ISBN 978-989-98073-2-7

Edição CIAMH, FAUP

Ano 2013

Idioma Português

Número de Páginas 120

Dimensão 14.5x22cm

Sobre o colecção

“Trata-se de uma colecção de 19 entrevistas feitas pelo arquitecto Nuno Lacerda Lopes. São conversas entre arquitectos da Escola do Porto onde se procura compreender o processo de construção de um ideal de arquitectura, de profissão, de sociedade e de escola, tendo por base uma reflexão pessoal e aberta e até esclarecer as inquietações teóricas e práticas bem como as circunstâncias que fundamentam a arquitectura portuguesa dos dias de hoje.”

Excerto - primeira pergunta da entrevista a Manuel Correia Fernandes

“ Antes de mais boa tarde, arquitecto Manuel Correia Fernandes, um dos mais conceituados arquitectos portugueses, com experiência notável no domínio da habitação plurifamiliar, apesar de ter também realizado inúmeras obras e diversos equipamentos muito importantes da actualidade. Mas é sobretudo de habitação que hoje gostaria de falar contigo. Começava então por perguntar qual foi a tua formação e quais foram as tuas grandes influências?

Boa tarde. Muito obrigado por esta mini, mas muito estimulante apresentação. A minha formação, enquanto arquitecto claro, é a que se faz no âmbito daquilo que era a Escola de Belas Artes. Era um local de cultura, que tem a ver com esse mundo que são as Belas Artes, que eu reivindico neste momento, mais do que, se calhar, reivindicava há dez ou quinze anos. Isto porque entendo que a arquitectura é qualquer coisa que está mais próxima da arte e da criação do que propriamente da ciência e da exactidão, que, se calhar, a mudança para a universidade veio colocar como tema de discussão, mas também não temos discutido.

A minha formação, no âmbito das Belas Artes, tem a ver com uma amplidão de questões muito abrangentes, com os colegas de pintura e escultura, e tem a ver com um período de tempo muito importante: o dos primeiros anos da reforma de 57. Portanto, provavelmente o auge da participação ou da presença do Arquitecto Carlos Ramos na Escola de Belas Artes como director e os professores que ele trouxe consigo e me marcaram de forma muito decisiva.

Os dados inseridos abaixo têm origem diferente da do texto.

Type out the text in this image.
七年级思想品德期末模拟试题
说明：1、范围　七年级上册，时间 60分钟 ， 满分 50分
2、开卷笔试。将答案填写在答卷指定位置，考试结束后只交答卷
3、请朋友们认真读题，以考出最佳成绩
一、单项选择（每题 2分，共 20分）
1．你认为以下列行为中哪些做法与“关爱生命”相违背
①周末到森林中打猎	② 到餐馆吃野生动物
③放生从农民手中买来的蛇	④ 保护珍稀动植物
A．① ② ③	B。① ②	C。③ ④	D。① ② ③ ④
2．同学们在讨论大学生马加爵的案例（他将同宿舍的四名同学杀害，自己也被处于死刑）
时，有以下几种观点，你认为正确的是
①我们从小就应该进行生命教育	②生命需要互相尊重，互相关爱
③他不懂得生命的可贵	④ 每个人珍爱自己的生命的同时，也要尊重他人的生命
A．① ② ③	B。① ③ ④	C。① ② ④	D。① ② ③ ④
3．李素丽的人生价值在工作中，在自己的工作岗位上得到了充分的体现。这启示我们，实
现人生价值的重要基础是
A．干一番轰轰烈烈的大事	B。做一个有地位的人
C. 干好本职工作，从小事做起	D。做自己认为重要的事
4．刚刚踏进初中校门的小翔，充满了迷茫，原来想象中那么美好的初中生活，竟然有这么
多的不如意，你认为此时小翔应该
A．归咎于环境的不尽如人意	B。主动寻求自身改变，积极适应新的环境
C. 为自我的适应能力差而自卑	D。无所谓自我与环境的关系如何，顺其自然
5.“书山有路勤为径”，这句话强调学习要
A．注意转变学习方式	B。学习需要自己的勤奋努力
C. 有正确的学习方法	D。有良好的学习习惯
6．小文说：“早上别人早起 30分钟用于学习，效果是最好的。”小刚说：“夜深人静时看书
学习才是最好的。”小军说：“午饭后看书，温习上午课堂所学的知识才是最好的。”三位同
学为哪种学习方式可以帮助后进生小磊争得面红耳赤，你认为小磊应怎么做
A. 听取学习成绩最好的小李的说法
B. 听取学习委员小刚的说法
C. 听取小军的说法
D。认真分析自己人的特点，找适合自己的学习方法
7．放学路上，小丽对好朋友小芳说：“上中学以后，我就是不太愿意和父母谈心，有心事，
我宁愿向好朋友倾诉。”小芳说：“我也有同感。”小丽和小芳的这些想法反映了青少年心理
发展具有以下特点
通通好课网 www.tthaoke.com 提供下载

Eu queria nomear o Arnaldo Araújo em primeiro lugar, queria referir o próprio Carlos Ramos, e não queria referir mais ninguém dessa época para não ferir susceptibilidades, embora sejam importantes todos os outros. Porquê estes? Porque me ligaram a um mundo que veio a ser o meu mundo de referência e que é primeiro o mundo da realidade, da experiência vivida in loco, nos vários sítios, seja nos bairros pobres da cidade, seja nas aldeias onde o Arnaldo Araújo trabalhou, onde fez a sua tese, em Rio de Onor. Eu sou originário de Trás-os-Montes, e isso...”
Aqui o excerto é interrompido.